At some point, almost every person in the United States is vaccinated. Therefore, many individuals question how vaccines are made, if they are effective, and whether they are safe.

The topic of vaccine safety became prominent during the mid 1970’s with increases in lawsuits filed on behalf of those presumably injured by the diphtheria, pertussis, tetanus (DPT) vaccine. Manufacturers were getting concerned due the increasing number of lawsuits against them, and called on Congress to act. In order to reduce liability and respond to public health concerns, Congress passed the National Childhood Vaccine Injury Act (NCVIA) in 1986. This act was influential in many ways.

The NCVIA requires all health care providers who administer vaccines containing diphtheria, tetanus, pertussis, polio, measles, mumps, rubella, hepatitis B, Haemophilus influenzae type b and varicella to provide a vaccine information statement (VIS) to the vaccine recipient, or his or her parent or legal guardian, prior to each dose.
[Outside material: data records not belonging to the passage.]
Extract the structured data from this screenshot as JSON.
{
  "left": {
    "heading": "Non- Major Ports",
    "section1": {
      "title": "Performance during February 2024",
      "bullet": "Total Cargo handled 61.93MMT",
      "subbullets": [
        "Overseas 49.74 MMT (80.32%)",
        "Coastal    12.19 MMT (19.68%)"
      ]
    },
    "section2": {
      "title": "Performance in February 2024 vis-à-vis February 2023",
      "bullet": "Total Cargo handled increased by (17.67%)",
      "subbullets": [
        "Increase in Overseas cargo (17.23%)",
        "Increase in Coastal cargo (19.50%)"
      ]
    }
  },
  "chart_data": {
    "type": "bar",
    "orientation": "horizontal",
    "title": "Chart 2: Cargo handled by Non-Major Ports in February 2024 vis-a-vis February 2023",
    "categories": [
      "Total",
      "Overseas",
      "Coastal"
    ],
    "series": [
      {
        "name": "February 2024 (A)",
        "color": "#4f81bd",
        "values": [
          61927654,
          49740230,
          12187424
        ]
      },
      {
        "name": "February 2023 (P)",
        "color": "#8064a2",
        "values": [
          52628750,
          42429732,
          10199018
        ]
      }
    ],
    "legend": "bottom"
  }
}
A VIS must be given with every vaccination including each dose in a multi-dose series. Each VIS contains a brief description of the disease as well as the risks and benefits of the vaccine.

The NCVIA also requires health care providers to report certain adverse events that occur following vaccination. As a result, the Vaccine Adverse Event Reporting System (VAERS) was established by CDC and FDA in 1990. VAERS is a surveillance system to monitor the adverse effects of vaccines. Rare side effects and delayed reactions may not be evident until the vaccine is administered to millions of people, and therefore possibly does not show up in initial trials when only hundreds to thousands of people are tested.

To reduce the liability of manufacturers and health care providers, under the NCVIA, the National Vaccine Injury Compensation Program (NVICP) was also created to compensate those injured by vaccines on a “no fault” basis. The program covers all routinely recommended childhood vaccinations. Settlements are based on a Vaccine Injury Table, which summarizes the adverse events caused by vaccines.

The NCVIA also established a committee from the Institute of Medicine (IOM) to review the literature on vaccine side effects. This group concluded that there are limitations in our knowledge of the risks associated with vaccines. Specifically, the IOM identified the following problems: limited understanding of biological processes that underlie adverse events, incomplete and inconsistent information from individual reports, poorly constructed research studies (not enough people enrolled for the period of time), inadequate systems to track vaccine side effects, and few experimental studies published in the medical literature. Significant progress has been made over the past few years to monitor side effects and conduct research relevant to vaccine safety.

The CDC would also like the public to know that before vaccines are even licensed by the FDA, they are tested extensively in the laboratory and with human subjects to ensure their safety. Vaccine licensing is a lengthy process that may take 10 years or longer. The FDA requires that vaccines undergo three phases of clinical trials with human subjects before they can be licensed for use in the general public. After a vaccine is licensed for public use, its safety is monitored continually.